5 Tips to Ensure Your Organization Is Inclusive

Kids Included Together (KIT) is honored to now be a partner with BGCA to ensure equity for youth with disabilities and their families. Equity is often thought about in terms of race or ethnicity, but individuals with disabilities are also an underserved population. 

According to the World Health Organization, children with disabilities (of all races and ethnicities) are among the world’s most marginalized and excluded children. KIT works with BGCs and other organizations to meaningfully include kids with disabilities through disability inclusion training, policy development and sharing our best practices information and research.

Integration vs Exlusion vs segregationOne of my favorite ways to introduce the concept of inclusion in training is with the graphic below (which shows the difference between inclusion, exclusion, segregation, and integration). Many times, this creates an “ah-ha” moment. I love those! An animated discussion usually follows, with participants recognizing that inclusion means going beyond access to provide the necessary individual accommodations and supports for meaningful participation.
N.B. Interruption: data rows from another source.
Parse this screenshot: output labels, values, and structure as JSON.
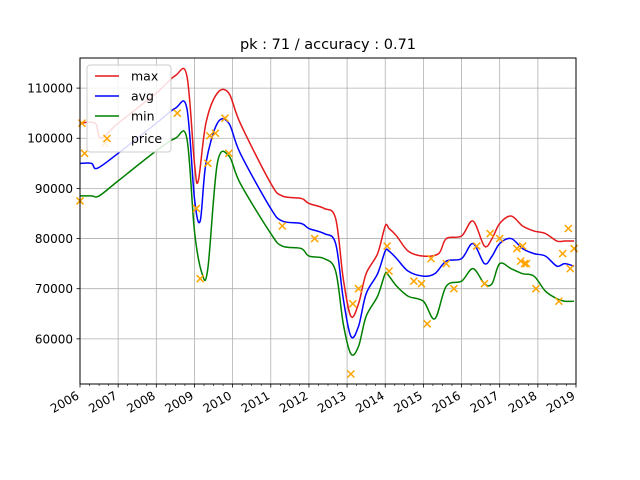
{
  "chart_data": {
    "type": "line",
    "title": "pk : 71 / accuracy : 0.71",
    "xlabel": "",
    "ylabel": "",
    "xlim": [
      2006.0,
      2019.0
    ],
    "ylim": [
      51000,
      116000
    ],
    "grid": true,
    "legend_position": "top-left",
    "x_ticks": [
      2006,
      2007,
      2008,
      2009,
      2010,
      2011,
      2012,
      2013,
      2014,
      2015,
      2016,
      2017,
      2018,
      2019
    ],
    "x_tick_labels": [
      "2006",
      "2007",
      "2008",
      "2009",
      "2010",
      "2011",
      "2012",
      "2013",
      "2014",
      "2015",
      "2016",
      "2017",
      "2018",
      "2019"
    ],
    "y_ticks": [
      60000,
      70000,
      80000,
      90000,
      100000,
      110000
    ],
    "y_tick_labels": [
      "60000",
      "70000",
      "80000",
      "90000",
      "100000",
      "110000"
    ],
    "series": [
      {
        "name": "max",
        "color": "#e41a1c",
        "x": [
          2006.0,
          2006.4,
          2006.55,
          2007.0,
          2008.0,
          2008.5,
          2008.8,
          2009.0,
          2009.1,
          2009.3,
          2009.6,
          2009.9,
          2010.2,
          2011.0,
          2011.3,
          2011.8,
          2012.0,
          2012.4,
          2012.7,
          2012.9,
          2013.1,
          2013.3,
          2013.5,
          2013.8,
          2014.0,
          2014.1,
          2014.3,
          2014.6,
          2015.0,
          2015.4,
          2015.6,
          2016.0,
          2016.3,
          2016.6,
          2016.8,
          2017.0,
          2017.3,
          2017.6,
          2017.9,
          2018.2,
          2018.5,
          2018.7,
          2018.95
        ],
        "y": [
          103000,
          103000,
          100000,
          103000,
          109000,
          112500,
          112500,
          95000,
          91500,
          103000,
          109000,
          109000,
          103000,
          91000,
          88500,
          88000,
          87000,
          86000,
          84000,
          72000,
          64500,
          67000,
          73000,
          77000,
          82500,
          82000,
          80500,
          77500,
          76500,
          77000,
          80000,
          80500,
          83500,
          78500,
          80000,
          83000,
          84500,
          82500,
          81500,
          81000,
          79500,
          79500,
          79500
        ]
      },
      {
        "name": "avg",
        "color": "#0000ff",
        "x": [
          2006.0,
          2006.3,
          2006.45,
          2007.0,
          2008.0,
          2008.5,
          2008.8,
          2009.0,
          2009.15,
          2009.3,
          2009.6,
          2009.9,
          2010.2,
          2011.0,
          2011.3,
          2011.8,
          2012.0,
          2012.4,
          2012.7,
          2012.9,
          2013.1,
          2013.3,
          2013.5,
          2013.8,
          2014.0,
          2014.1,
          2014.3,
          2014.6,
          2015.0,
          2015.3,
          2015.6,
          2016.0,
          2016.3,
          2016.6,
          2016.8,
          2017.0,
          2017.3,
          2017.6,
          2017.9,
          2018.2,
          2018.5,
          2018.7,
          2018.95
        ],
        "y": [
          95000,
          95000,
          94000,
          97000,
          103000,
          106000,
          106000,
          88000,
          83500,
          95000,
          103000,
          103000,
          97000,
          86000,
          83500,
          83000,
          82000,
          81000,
          79000,
          68000,
          60500,
          62500,
          69000,
          73000,
          77500,
          77500,
          76000,
          73500,
          72500,
          73000,
          75500,
          76000,
          79000,
          75000,
          76500,
          79000,
          80000,
          78000,
          77000,
          76500,
          74500,
          75000,
          74500
        ]
      },
      {
        "name": "min",
        "color": "#008000",
        "x": [
          2006.0,
          2006.3,
          2006.5,
          2007.0,
          2008.0,
          2008.5,
          2008.8,
          2009.0,
          2009.2,
          2009.35,
          2009.6,
          2009.9,
          2010.2,
          2011.0,
          2011.3,
          2011.8,
          2012.0,
          2012.4,
          2012.7,
          2012.9,
          2013.1,
          2013.3,
          2013.5,
          2013.8,
          2014.0,
          2014.1,
          2014.3,
          2014.6,
          2015.0,
          2015.3,
          2015.6,
          2016.0,
          2016.3,
          2016.6,
          2016.8,
          2017.0,
          2017.3,
          2017.6,
          2017.9,
          2018.2,
          2018.5,
          2018.7,
          2018.95
        ],
        "y": [
          88500,
          88500,
          88500,
          91500,
          97500,
          100000,
          100000,
          81500,
          73000,
          74000,
          95000,
          96500,
          91000,
          81000,
          78500,
          78000,
          76500,
          76000,
          73500,
          63000,
          57000,
          58500,
          64500,
          68500,
          73000,
          72500,
          70500,
          68500,
          67500,
          64000,
          70500,
          71500,
          74000,
          71000,
          71000,
          75000,
          74000,
          73000,
          72500,
          69500,
          68000,
          67500,
          67500
        ]
      },
      {
        "name": "price",
        "type": "scatter",
        "marker": "x",
        "color": "#ffa500",
        "x": [
          2006.0,
          2006.05,
          2006.12,
          2006.65,
          2008.55,
          2009.05,
          2009.15,
          2009.35,
          2009.4,
          2009.55,
          2009.8,
          2009.9,
          2011.3,
          2012.15,
          2013.1,
          2013.15,
          2013.3,
          2014.05,
          2014.1,
          2014.75,
          2014.95,
          2015.1,
          2015.2,
          2015.6,
          2015.8,
          2016.4,
          2016.6,
          2016.75,
          2017.0,
          2017.45,
          2017.55,
          2017.6,
          2017.65,
          2017.7,
          2017.95,
          2018.55,
          2018.65,
          2018.8,
          2018.85,
          2018.95
        ],
        "y": [
          87500,
          103000,
          97000,
          99000,
          105000,
          86000,
          72000,
          95000,
          100500,
          101000,
          104000,
          97000,
          82500,
          80000,
          53000,
          67000,
          70000,
          78500,
          73500,
          71500,
          71000,
          63000,
          76000,
          75000,
          70000,
          78500,
          71000,
          81000,
          80000,
          78000,
          75500,
          78500,
          75000,
          75000,
          70000,
          67500,
          77000,
          82000,
          74000,
          78000
        ]
      }
    ]
  }
}
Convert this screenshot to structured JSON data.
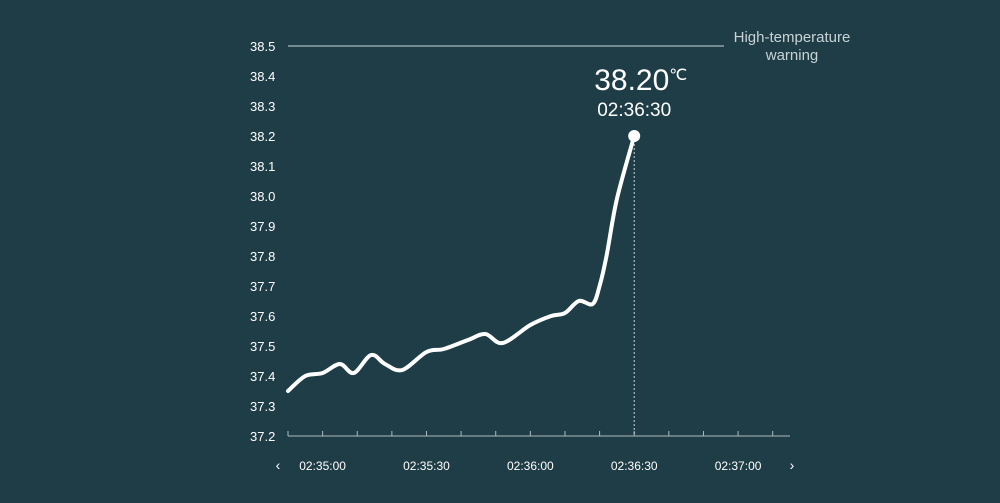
{
  "chart_data": {
    "type": "line",
    "y_ticks": [
      "37.2",
      "37.3",
      "37.4",
      "37.5",
      "37.6",
      "37.7",
      "37.8",
      "37.9",
      "38.0",
      "38.1",
      "38.2",
      "38.3",
      "38.4",
      "38.5"
    ],
    "ylim": [
      37.2,
      38.5
    ],
    "x_ticks": [
      "02:35:00",
      "02:35:30",
      "02:36:00",
      "02:36:30",
      "02:37:00"
    ],
    "xlim": [
      "02:34:50",
      "02:37:15"
    ],
    "series": [
      {
        "x": [
          "02:34:50",
          "02:34:55",
          "02:35:00",
          "02:35:05",
          "02:35:09",
          "02:35:14",
          "02:35:18",
          "02:35:23",
          "02:35:30",
          "02:35:35",
          "02:35:42",
          "02:35:47",
          "02:35:52",
          "02:36:00",
          "02:36:06",
          "02:36:10",
          "02:36:14",
          "02:36:18",
          "02:36:20",
          "02:36:22",
          "02:36:25",
          "02:36:30"
        ],
        "values": [
          37.35,
          37.4,
          37.41,
          37.44,
          37.41,
          37.47,
          37.44,
          37.42,
          37.48,
          37.49,
          37.52,
          37.54,
          37.51,
          37.57,
          37.6,
          37.61,
          37.65,
          37.64,
          37.7,
          37.8,
          37.99,
          38.2
        ]
      }
    ],
    "threshold": {
      "value": 38.5,
      "label": "High-temperature\nwarning"
    },
    "highlight": {
      "x": "02:36:30",
      "value": "38.20",
      "unit": "℃",
      "time": "02:36:30"
    },
    "grid": false
  },
  "nav": {
    "prev": "‹",
    "next": "›"
  }
}
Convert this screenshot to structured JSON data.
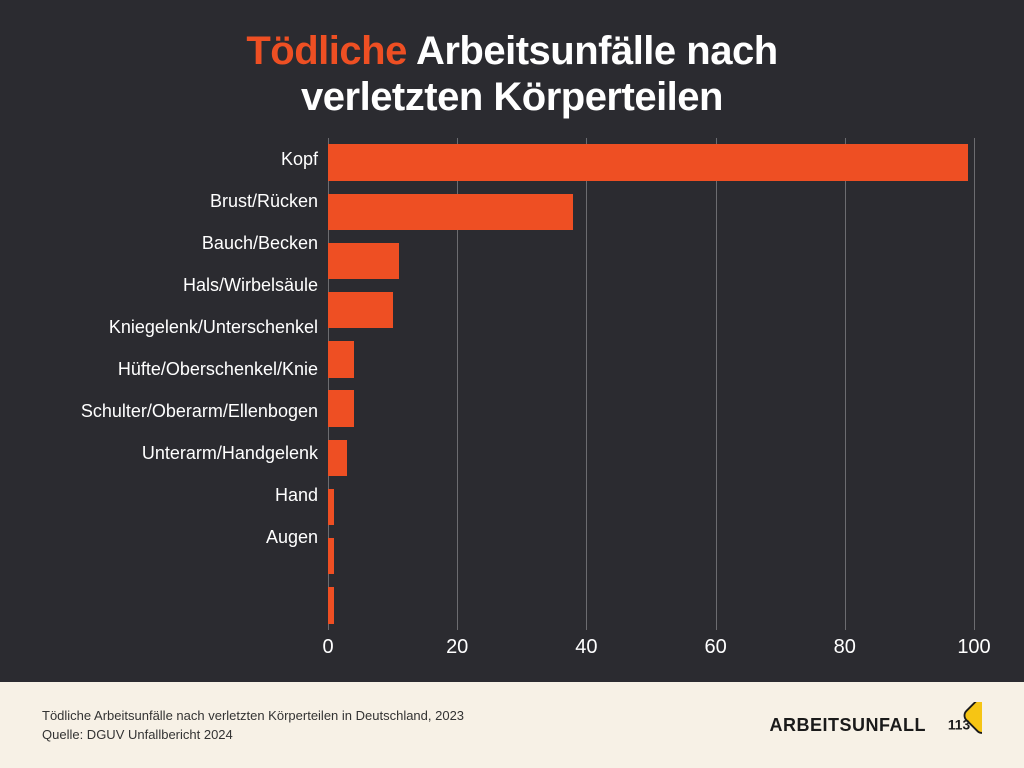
{
  "colors": {
    "background": "#2b2b30",
    "footer_bg": "#f7f1e6",
    "title_text": "#ffffff",
    "title_emph": "#ee4f23",
    "bar": "#ee4f23",
    "grid": "#6c6c70",
    "axis_text": "#ffffff",
    "footer_text": "#333333",
    "brand_text": "#1a1a1a",
    "sign_fill": "#f6c514",
    "sign_stroke": "#1a1a1a"
  },
  "layout": {
    "title_fontsize": 40,
    "category_fontsize": 18,
    "tick_fontsize": 20,
    "footer_fontsize": 13,
    "brand_fontsize": 18,
    "label_col_width": 278,
    "bar_row_height": 42
  },
  "title": {
    "emph": "Tödliche",
    "rest1": " Arbeitsunfälle nach",
    "line2": "verletzten Körperteilen"
  },
  "chart": {
    "type": "bar-horizontal",
    "xlim": [
      0,
      100
    ],
    "xticks": [
      0,
      20,
      40,
      60,
      80,
      100
    ],
    "categories": [
      "Kopf",
      "Brust/Rücken",
      "Bauch/Becken",
      "Hals/Wirbelsäule",
      "Kniegelenk/Unterschenkel",
      "Hüfte/Oberschenkel/Knie",
      "Schulter/Oberarm/Ellenbogen",
      "Unterarm/Handgelenk",
      "Hand",
      "Augen"
    ],
    "values": [
      99,
      38,
      11,
      10,
      4,
      4,
      3,
      1,
      1,
      1
    ]
  },
  "footer": {
    "line1": "Tödliche Arbeitsunfälle nach verletzten Körperteilen in Deutschland, 2023",
    "line2": "Quelle: DGUV Unfallbericht 2024"
  },
  "brand": {
    "word": "ARBEITSUNFALL",
    "sign_text": "113"
  }
}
You can ensure that your organization is truly inclusive by reflecting on your policies, practices and procedures to ensure that they welcome and support individual youth and families. Take a minute to compare your organization’s philosophy to the main points of disability inclusion below. Does your organization have:

  1. A shared way of thinking where every child or youth has value and can contribute in a meaningful way.
  2. A belief that every child or youth has the inherent right to contribute to his or her community.
  3. An approach where individualized accommodations promote access to your programs.
  4. A community where staff and families work together and are supported by resources and training.
  5. A space where youth with and without disabilities acknowledge and value differences.

As a youth development professional who has seen first-hand the impact of Boys & Girls Clubs on the lives of all youth, I personally thank BGCA for being such a strong voice in the national conversation on disability inclusion for youth programs.